By Parliamentary Opposition Leader, DAP Secretary-General, MP for Tanjung and Assemblyman for Kampong Kolam, Lim Kit Siang, in Petaling Jaya on Tuesday, Oct 21, 1986:
DAP calls on Cabinet meeting tomorrow to release to the public the Official Secret Act Amendment Bill to the Malaysian public
The secrecy shrouding the Official Secrets Act Amendment Bill 1986 is most unprecedented. Has the ‘secrecy syndrome’ so obsessed the government that it is prepared to do the unheard thing of instructing Parliament not to distribute the OSA (Amendment) Bill to MPs, although the Bill has been sent to Parliament?
Or is it because the government knows that there will be a great public outcry when the OSA Amendment Bill is made public, because the Government had broken its word to clearly define the term ‘official secret’ so as to cut down its meaning and application?
In fact, from all reports, the definition of ‘official secrets’ in the OSA Amendment Bill had done the opposite, in bringing within its spectrum areas which were not covered in the parent ACT of 1972.
I must congratulate the Attorney-General, Tan Sri Abu Talib Othman, for his great legal prowess in defining the ‘official secrets’ not to cut down but expand its meaning, effect and scope!
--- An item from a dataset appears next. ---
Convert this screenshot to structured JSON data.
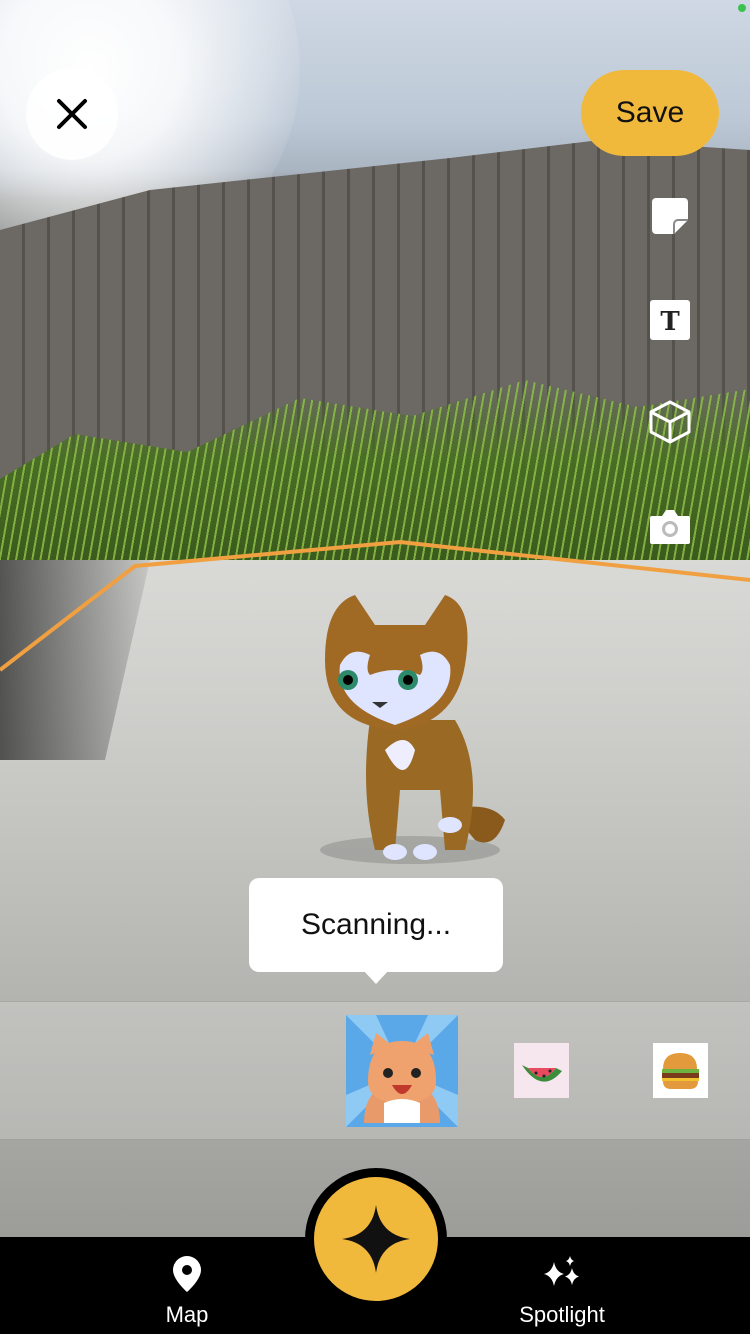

This explains the Attorney-General’s self-confident assertion at a television interview programme a few months ago over Hal Ehwal Semasa that the government has no intention of backing down from its earlier intentions over amendment to the Official Secrets Act.
The Attorney-General, however, should use his legal prowess to help expand the frontiers of democratic freedom for Malaysians, rather than to restrict and truncate them.
I call on the Cabinet at its meeting tomorrow to take the decision to make public the OSA (Amendment) Bill so that the Malaysian public have the right and opportunity to study and debate its implications.
Or is the secrecy shrouding the OSA (Amendment) Bill an indication of the abandonment and replacement of the open an democratic government by a secret and autocratic government in Malaysia, betraying a government which is afraid of the qualities of openness, accountability and right to information of the citizenry which are the real marks of a democratic people and polity?
If the Cabinet meeting tomorrow is not prepared to make public the OSA (Amendment) Bill to the Malaysian public, then every Cabinet Minister explain to the people why he or she has acquired such undesirable, unhealthy and undemocratic habits of secrecy.
DAP proposes formation of Tun Suffian Committee to study and make recommendations of the OSA amendment Bill before further Parliamentary action
The DAP calls on the Prime Minister, Datuk Seri Dr. Mahathir Mohamed, to set up a Committee of Inquiry, headed by former Lord President Tun Suffian, to study and make recommendations of the OSA amendment Bill after inviting public representations and views, proposing the proper balance between the competing needs of maintaining openness of government (without which there is no democracy) and the need of the government to keep certain essential information secret. Parliament should not take any action on the proposed OSA Amendment Bill until the Tun Suffian Committee has reported to Parliament and the country.